Farm near Weber, on Weber Road, near Dannevirke. Tararua District.
Farm beside Thompsons Road, near Mangatainoka, Tararua District.
Ruahine Ranges, Makaretu Road, Ashley Clinton. Central Hawkes Bay.
From The Gentle Annie route, Taihape-Napier Road. Moawhango, Rangitikei District.
Ngamatea Station, Gentle Annie Route, Taihape-Napier Road. Rangitikei District.
Mt’s Ngaruahoe and Ruapehu from the Forgotten World Highway. Whangamomona. Taranaki.

That’ll do for now, I hope you get a chance to explore some back roads in rural New Zealand some day when the world is back to ‘normal’.

15 replies »

  1. If you really want to know how 7 billion people locked up around the world react to your travels in paradise, just take a guess. Is there some hidden message that we should all eat cake together? Gawd! All very loverly, but just half a cut above frolicking in the Pacific with the idle rich. In other words, TONE DEAF!! Cheers

  2. Bitter Pom. Very few people are locked up. Most people are free to travel round their own country. Just have to avoid the Covid. Enjoy your dried up, stale cake Johnny. I’m sorry your PM has ruined your country.
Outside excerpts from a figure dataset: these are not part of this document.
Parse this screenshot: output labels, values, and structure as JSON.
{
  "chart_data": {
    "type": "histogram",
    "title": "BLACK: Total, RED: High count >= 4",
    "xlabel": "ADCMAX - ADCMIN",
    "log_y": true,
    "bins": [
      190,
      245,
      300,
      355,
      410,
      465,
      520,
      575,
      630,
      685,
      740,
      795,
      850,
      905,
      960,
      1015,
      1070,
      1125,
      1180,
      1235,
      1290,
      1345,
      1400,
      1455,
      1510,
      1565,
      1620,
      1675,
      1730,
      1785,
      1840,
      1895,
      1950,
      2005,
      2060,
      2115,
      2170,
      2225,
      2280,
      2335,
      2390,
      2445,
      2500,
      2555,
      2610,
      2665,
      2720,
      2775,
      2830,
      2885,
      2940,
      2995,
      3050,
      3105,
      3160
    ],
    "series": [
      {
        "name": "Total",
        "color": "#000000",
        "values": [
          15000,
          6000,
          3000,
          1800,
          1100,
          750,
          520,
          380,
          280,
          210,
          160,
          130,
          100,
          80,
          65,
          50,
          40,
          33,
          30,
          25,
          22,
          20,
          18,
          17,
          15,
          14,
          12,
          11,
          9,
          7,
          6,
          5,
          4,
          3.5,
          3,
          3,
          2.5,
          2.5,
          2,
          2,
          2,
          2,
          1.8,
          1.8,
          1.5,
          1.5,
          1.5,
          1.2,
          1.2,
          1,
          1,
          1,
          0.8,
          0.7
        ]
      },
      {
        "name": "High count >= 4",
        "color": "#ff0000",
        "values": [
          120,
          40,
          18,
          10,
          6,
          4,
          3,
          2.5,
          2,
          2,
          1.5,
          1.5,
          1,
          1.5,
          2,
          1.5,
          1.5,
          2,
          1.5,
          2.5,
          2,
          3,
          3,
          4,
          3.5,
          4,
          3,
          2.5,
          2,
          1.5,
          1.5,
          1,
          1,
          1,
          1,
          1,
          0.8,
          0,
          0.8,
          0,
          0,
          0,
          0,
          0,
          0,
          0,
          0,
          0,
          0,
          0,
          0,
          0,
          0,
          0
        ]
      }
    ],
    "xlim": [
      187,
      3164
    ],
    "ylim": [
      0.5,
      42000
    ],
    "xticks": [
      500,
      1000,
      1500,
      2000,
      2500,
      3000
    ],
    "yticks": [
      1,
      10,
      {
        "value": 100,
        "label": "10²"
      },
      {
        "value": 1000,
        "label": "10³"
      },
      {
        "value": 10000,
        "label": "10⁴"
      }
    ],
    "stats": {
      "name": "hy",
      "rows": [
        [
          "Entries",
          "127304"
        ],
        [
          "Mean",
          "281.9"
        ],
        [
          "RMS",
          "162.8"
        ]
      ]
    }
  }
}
  3. Hi Sandy great photos even more enjoyable for me to view as lived in a couple of the areas depicted. My children attended the 2 room school on Mangaorapa Station (now closed down). We also farmed at Takapau near to Makaretu and those Ruahine Ranges.! Lovely scenery in your photos.

    Regards Margaret
    P.S. Yes their PM has wrecked their country.
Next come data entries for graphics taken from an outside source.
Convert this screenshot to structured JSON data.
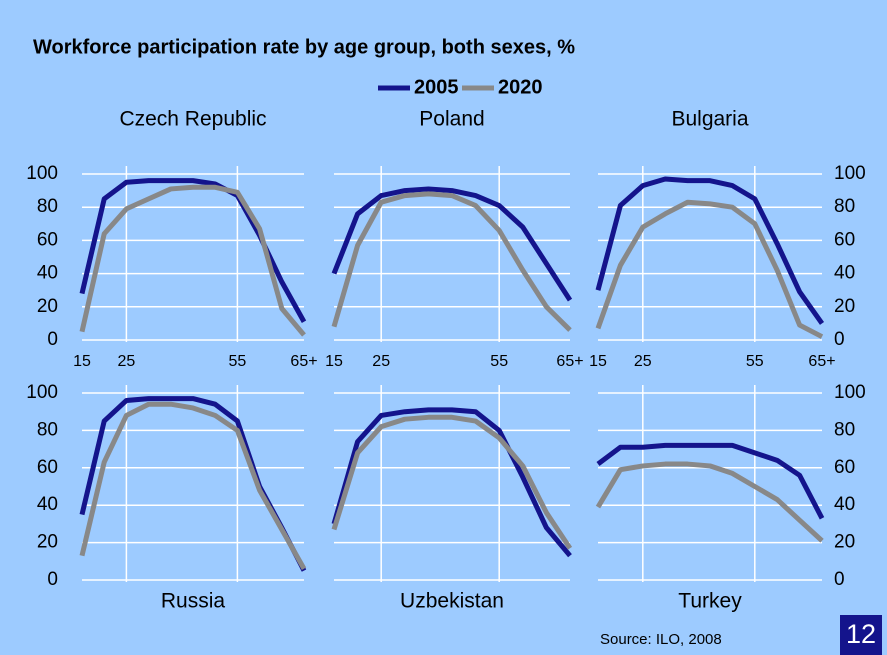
{
  "title": "Workforce participation rate by age group, both sexes, %",
  "source": "Source: ILO, 2008",
  "page_number": "12",
  "chart_data": [
    {
      "type": "line",
      "title": "Czech Republic",
      "ytick_side": "left",
      "categories": [
        "15",
        null,
        "25",
        null,
        null,
        null,
        null,
        "55",
        null,
        null,
        "65+"
      ],
      "ylim": [
        0,
        100
      ],
      "yticks": [
        0,
        20,
        40,
        60,
        80,
        100
      ],
      "grid": true,
      "series": [
        {
          "name": "2005",
          "color": "#14148c",
          "values": [
            28,
            85,
            95,
            96,
            96,
            96,
            94,
            87,
            63,
            35,
            11
          ]
        },
        {
          "name": "2020",
          "color": "#888888",
          "values": [
            5,
            64,
            79,
            85,
            91,
            92,
            92,
            89,
            67,
            19,
            3
          ]
        }
      ]
    },
    {
      "type": "line",
      "title": "Poland",
      "ytick_side": "none",
      "categories": [
        "15",
        null,
        "25",
        null,
        null,
        null,
        null,
        "55",
        null,
        null,
        "65+"
      ],
      "ylim": [
        0,
        100
      ],
      "yticks": [
        0,
        20,
        40,
        60,
        80,
        100
      ],
      "grid": true,
      "series": [
        {
          "color": "#14148c",
          "values": [
            40,
            76,
            87,
            90,
            91,
            90,
            87,
            81,
            68,
            46,
            24
          ]
        },
        {
          "color": "#888888",
          "values": [
            8,
            57,
            83,
            87,
            88,
            87,
            81,
            66,
            42,
            20,
            6
          ]
        }
      ]
    },
    {
      "type": "line",
      "title": "Bulgaria",
      "ytick_side": "right",
      "categories": [
        "15",
        null,
        "25",
        null,
        null,
        null,
        null,
        "55",
        null,
        null,
        "65+"
      ],
      "ylim": [
        0,
        100
      ],
      "yticks": [
        0,
        20,
        40,
        60,
        80,
        100
      ],
      "grid": true,
      "series": [
        {
          "color": "#14148c",
          "values": [
            30,
            81,
            93,
            97,
            96,
            96,
            93,
            85,
            58,
            29,
            10
          ]
        },
        {
          "color": "#888888",
          "values": [
            7,
            45,
            68,
            76,
            83,
            82,
            80,
            70,
            42,
            9,
            2
          ]
        }
      ]
    },
    {
      "type": "line",
      "title": "Russia",
      "ytick_side": "left",
      "ylim": [
        0,
        100
      ],
      "yticks": [
        0,
        20,
        40,
        60,
        80,
        100
      ],
      "grid": true,
      "series": [
        {
          "color": "#14148c",
          "values": [
            35,
            85,
            96,
            97,
            97,
            97,
            94,
            85,
            50,
            28,
            5
          ]
        },
        {
          "color": "#888888",
          "values": [
            13,
            63,
            88,
            94,
            94,
            92,
            88,
            80,
            48,
            27,
            6
          ]
        }
      ]
    },
    {
      "type": "line",
      "title": "Uzbekistan",
      "ytick_side": "none",
      "ylim": [
        0,
        100
      ],
      "yticks": [
        0,
        20,
        40,
        60,
        80,
        100
      ],
      "grid": true,
      "series": [
        {
          "color": "#14148c",
          "values": [
            30,
            74,
            88,
            90,
            91,
            91,
            90,
            80,
            55,
            28,
            13
          ]
        },
        {
          "color": "#888888",
          "values": [
            27,
            68,
            82,
            86,
            87,
            87,
            85,
            76,
            61,
            36,
            17
          ]
        }
      ]
    },
    {
      "type": "line",
      "title": "Turkey",
      "ytick_side": "right",
      "ylim": [
        0,
        100
      ],
      "yticks": [
        0,
        20,
        40,
        60,
        80,
        100
      ],
      "grid": true,
      "series": [
        {
          "color": "#14148c",
          "values": [
            62,
            71,
            71,
            72,
            72,
            72,
            72,
            68,
            64,
            56,
            33
          ]
        },
        {
          "color": "#888888",
          "values": [
            39,
            59,
            61,
            62,
            62,
            61,
            57,
            50,
            43,
            32,
            21
          ]
        }
      ]
    }
  ]
}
  4. Lovely photos, great little country. Boris in cockney rhyming slang is a merchant banker. Always has been, but he has had massive help in bringing the coutry to where it is from a failed political and corrupt Establishment. The same you see in most of the western world. The fact is geopolitics works in long cycles around 80 years. We are effectively in 1939, 1859, 1779,1700, facing a difficult and challenging decade, sometimes called the Thucydides trap, as power swings inexorably to the east.

    NZ is as good a place as any to hunker down as long as you don’t let too many of those crazy, corrupt US billionaires, like Peter Thiel, buy their way in and take you over.

    Apologies for the rant. Enjoy your blog.

  5. Hope you don’t mind Sandy but I liked your photos so much I have shared them on my fb page. My family are familiar with the areas you have photographed. True NZ farming countryside. Super.

  6. Hey Sandy, I really enjoyed your photos as they brought back memories to me. When I was 7 going on 8 my father drew a return soldiers ballot farm at Te Uri. I went to boarding school at Dannevirke High School for three yearsI left home when I was about 17 and shortly afterwards I was employed as a shepherd on Waewaepa station. I later worked with a David Udy from Mangamaire. So you will understand why I enjoyed the nostalgia that you provided.